Persona 3: Dancing in Moonlight is the latest emphatic return to beloved characters and themes from Persona 3. While its energy is relentless and its rhythm mechanics are capable, it's hard to deny Dancing in Moonlight is a product picked, borrowed, and assembled from existing Persona games. It's a performance that moves but a show that doesn't go anywhere.
The stellar pace and production of Persona 5 did not require adjustments and additions to its one hundred hour run time. And yet here is Persona 5 Royal, presenting that package with integral new characters as it remodels the structure, combat, and whimsical ephemera that binds them all together. Persona 5 Royal is the most articulate and realized expression of Persona's ethos, provided one has the time (and patience) to see it through.

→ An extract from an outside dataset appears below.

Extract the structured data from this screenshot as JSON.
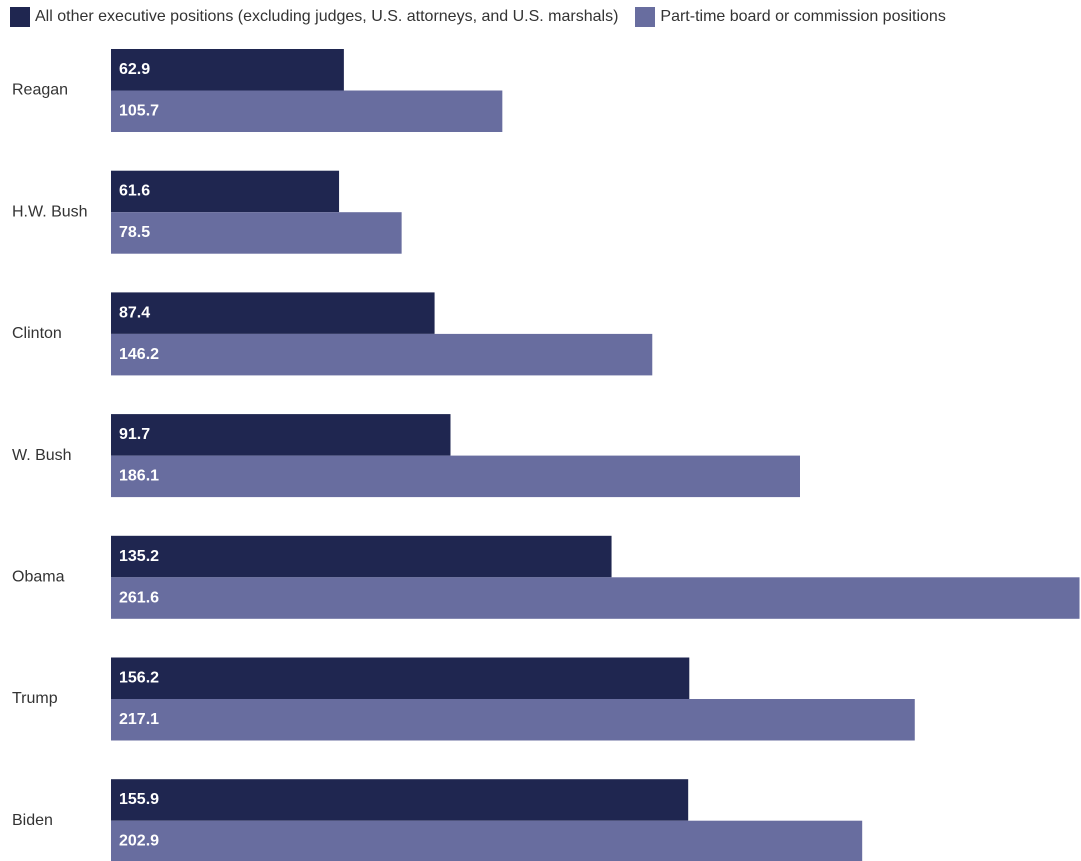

Game Tengoku CruisinMix Special is a friendly opportunity to visit with a videogame-about-a-videogames pioneer. As a six-stage shoot 'em up, Game Tengoku is stretched as far as $30 can take it. As a peak into the ultra-novelty of 1995's Japanese arcade scene, it may be priceless. It is both Important and Good that Game Tengoku is now somewhat localized and available.
Déraciné subverts Japanese horror tropes as easily as it conceals the limitations of virtual reality. By casting the player in an active and passive role in its narrative, it juxtaposes agency with accountability as it creates a tranquil, sinister story. Déraciné is a return FromSoftware practicing their talent inside of darkness, but mercifully away from Souls.
Metal Wolf Chaos XD is a time capsule from 2004 that allows its recipient to survey the United States' enthusiasm for boisterous violence and blind patriotism. The President stomping around in an eight-gun mech suit and delivering outrageous dialogue while suppressing a coup is nakedly hyperbolic, but it's also a lens to an outsider's interpretation of mid-aughts American culture. Metal Wolf Chaos, in addition to presenting a clumsy but capable action caper, has only improved with age.
Tetris Effect is a euphoric balance of intensity and serenity. Rarely do games manage either with stability, let alone perform both in concert. Tetris Effect's audio and visual assault is as powerful as its score-chasing quest for order and perfection, leaving the player overwhelmed with raw optimism and kaleidoscopic emotion. Tetris never required a sequel, but it now feels inseparable from Tetris Effect's compliment.